Monday, 28 May 2012

Cool branding

In the local branch of Tesco the other day, I was taken with the idea of doing a comparative review of energy drinks, precisely the sort of thing for which I maintain another blog ... especially as I can't write about running on it at present, and writing about running injuries isn't so much fun. Perhaps partly because injury prevents me from running, my energy levels have been low and energy drinks (and foods) have been on my mind. There are limits to how many cappuccinos one can take in a day, although anyone who knew my mother and her daily intake of coffee would wonder how I can have failed so massively to inherit the smallest part of her capacity for the stuff.

Of course, I could just go for the market leader, but (a) I have a predisposition, in all matters, towards the underdog and (b) the leader of this particular market, by dint of certain opposition proceedings directed against a client's Community trade mark application, has forever lost me as a customer (and, pleased though I was at Mark Webber's victory yesterday (that underdog thing again, perhaps), it was very much about his achievement and not that of the team for which he drives). So I picked up four of those oddly small cans in which energy drinks are presented, which perhaps merely serves to emphasise their potency, and have been trying them out and writing tasting notes as I go. In due course I will publish the results on the appropriate blog. But what I want to comment on here is the branding of one of the products.

Now clearly I am not an average consumer, because I don't pick up the look-alike own-label products mistaking them for the branded ones (generally I pick them up because I don't want to pay the prices commanded by the branded ones). Only when I took the third of my sample energy drinks from the fridge did I notice something strange about it. The name on the can was "P***y", and I don't think (before it was bowdlerised for Tesco) it was intended to allude to the IPKat. According to the maker's website, (Bowdler has no role to play on the Internet), "The drink's pure - it's your mind that's the problem". Indeed it does seem to be made exclusively from natural ingredients, and I can vouch for the fact that it tastes good - none of the medicinal flavour of the established energy drinks, though without the kick of the competition from Zen Republic (where do they get these names from?) which contains chili and ginger.

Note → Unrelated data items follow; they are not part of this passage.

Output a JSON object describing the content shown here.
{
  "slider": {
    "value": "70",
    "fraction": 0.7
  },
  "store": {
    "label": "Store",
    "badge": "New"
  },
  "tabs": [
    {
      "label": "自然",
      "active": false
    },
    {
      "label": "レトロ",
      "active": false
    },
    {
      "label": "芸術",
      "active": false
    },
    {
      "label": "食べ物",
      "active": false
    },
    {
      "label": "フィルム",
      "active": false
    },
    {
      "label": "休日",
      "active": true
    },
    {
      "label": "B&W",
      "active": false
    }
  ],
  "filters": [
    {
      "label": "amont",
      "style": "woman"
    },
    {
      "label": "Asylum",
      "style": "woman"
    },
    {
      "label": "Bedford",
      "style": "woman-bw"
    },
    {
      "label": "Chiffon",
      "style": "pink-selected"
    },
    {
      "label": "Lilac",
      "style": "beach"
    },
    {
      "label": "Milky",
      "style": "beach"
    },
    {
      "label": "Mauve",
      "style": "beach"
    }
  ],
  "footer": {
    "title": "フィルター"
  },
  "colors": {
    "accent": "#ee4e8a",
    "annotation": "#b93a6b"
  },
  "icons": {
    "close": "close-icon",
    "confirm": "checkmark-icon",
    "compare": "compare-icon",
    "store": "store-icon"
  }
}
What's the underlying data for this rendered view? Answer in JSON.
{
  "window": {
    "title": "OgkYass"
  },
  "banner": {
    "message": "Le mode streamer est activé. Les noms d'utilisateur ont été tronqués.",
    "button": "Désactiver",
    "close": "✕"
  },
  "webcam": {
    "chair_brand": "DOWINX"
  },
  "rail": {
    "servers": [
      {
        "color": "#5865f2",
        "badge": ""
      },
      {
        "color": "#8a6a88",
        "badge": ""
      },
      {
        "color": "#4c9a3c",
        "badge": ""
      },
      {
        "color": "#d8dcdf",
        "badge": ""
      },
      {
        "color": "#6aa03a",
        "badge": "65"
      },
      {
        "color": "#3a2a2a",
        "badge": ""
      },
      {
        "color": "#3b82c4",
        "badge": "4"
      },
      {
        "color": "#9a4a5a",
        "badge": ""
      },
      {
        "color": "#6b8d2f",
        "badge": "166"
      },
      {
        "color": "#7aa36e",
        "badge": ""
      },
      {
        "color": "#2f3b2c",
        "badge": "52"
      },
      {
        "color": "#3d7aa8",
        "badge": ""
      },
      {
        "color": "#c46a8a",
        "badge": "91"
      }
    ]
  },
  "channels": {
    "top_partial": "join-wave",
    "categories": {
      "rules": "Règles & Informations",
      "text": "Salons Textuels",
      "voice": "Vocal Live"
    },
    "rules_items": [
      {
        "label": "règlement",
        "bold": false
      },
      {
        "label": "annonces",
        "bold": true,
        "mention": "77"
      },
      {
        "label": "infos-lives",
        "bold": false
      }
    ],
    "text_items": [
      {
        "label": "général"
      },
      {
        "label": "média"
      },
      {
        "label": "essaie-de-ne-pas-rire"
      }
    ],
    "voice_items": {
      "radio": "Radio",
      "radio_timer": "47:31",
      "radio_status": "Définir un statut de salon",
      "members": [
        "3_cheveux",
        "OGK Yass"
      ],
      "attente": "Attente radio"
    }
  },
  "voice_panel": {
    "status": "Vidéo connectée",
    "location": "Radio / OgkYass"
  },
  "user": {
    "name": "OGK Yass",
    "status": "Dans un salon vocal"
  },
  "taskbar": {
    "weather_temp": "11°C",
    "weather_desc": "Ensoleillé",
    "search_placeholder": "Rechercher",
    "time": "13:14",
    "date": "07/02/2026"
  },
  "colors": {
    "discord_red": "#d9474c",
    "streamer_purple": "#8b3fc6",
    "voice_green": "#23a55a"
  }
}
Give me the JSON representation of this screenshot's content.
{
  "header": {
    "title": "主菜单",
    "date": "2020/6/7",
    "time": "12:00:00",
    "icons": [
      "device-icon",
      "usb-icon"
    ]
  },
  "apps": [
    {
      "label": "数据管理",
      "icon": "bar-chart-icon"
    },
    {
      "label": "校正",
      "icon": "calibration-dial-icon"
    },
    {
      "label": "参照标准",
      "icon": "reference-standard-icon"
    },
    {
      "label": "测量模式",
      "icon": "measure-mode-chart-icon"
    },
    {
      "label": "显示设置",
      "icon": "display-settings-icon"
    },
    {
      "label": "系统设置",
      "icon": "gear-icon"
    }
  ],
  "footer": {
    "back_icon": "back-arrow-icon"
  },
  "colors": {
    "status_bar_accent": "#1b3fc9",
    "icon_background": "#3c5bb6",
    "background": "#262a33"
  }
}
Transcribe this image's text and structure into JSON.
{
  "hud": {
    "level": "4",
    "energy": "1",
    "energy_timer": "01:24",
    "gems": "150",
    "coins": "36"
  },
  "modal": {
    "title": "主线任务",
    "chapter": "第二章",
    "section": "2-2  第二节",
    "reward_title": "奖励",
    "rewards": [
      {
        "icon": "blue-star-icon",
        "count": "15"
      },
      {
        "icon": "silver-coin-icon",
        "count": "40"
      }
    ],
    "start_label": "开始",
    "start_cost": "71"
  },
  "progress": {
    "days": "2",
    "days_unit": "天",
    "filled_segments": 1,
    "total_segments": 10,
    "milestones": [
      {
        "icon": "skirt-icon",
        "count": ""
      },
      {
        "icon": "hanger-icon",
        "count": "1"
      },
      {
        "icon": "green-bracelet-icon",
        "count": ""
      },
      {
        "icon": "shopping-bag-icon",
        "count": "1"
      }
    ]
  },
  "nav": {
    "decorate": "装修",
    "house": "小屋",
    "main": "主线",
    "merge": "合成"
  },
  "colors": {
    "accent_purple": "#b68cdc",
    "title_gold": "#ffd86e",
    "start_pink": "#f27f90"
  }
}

Of course, trade marks cannot be registered if they are contrary to public policy and morality, and the caselaw on this provision makes entertaining reading. How can anyone have ever thought some of those trade marks would ever attract customers? But Pussy Drinks (Holdings) Limited have a CTM registration for Pussy Natural Energy (here) and an honourable mention in Marketing Week, in an article on how cool brands can keep their coolness - FCUK being a classic instance of how not to do this. For my part, I love the product but I love better the fact that the competition - the second healthiest energy drink in the UK, its website proclaims, in a "we try harder" moment - contains no taurine, the very sound of which makes me want to avoid it, and is approved by the Vegetarian Society, making me wonder what's in Pussy that might prevent a similar endorsement, or did they just never ask? The branding, to me, is neither here nor there (so long as there are no off-colour bovines involved), and once again I find myself wondering about the way trade marks are used in the modern world. I guess it's all about fashion, and I am put in mind of a quote from Oscar Wilde which I read the other day: "Fashion is a form of ugliness so intolerable that we have to alter it every six months."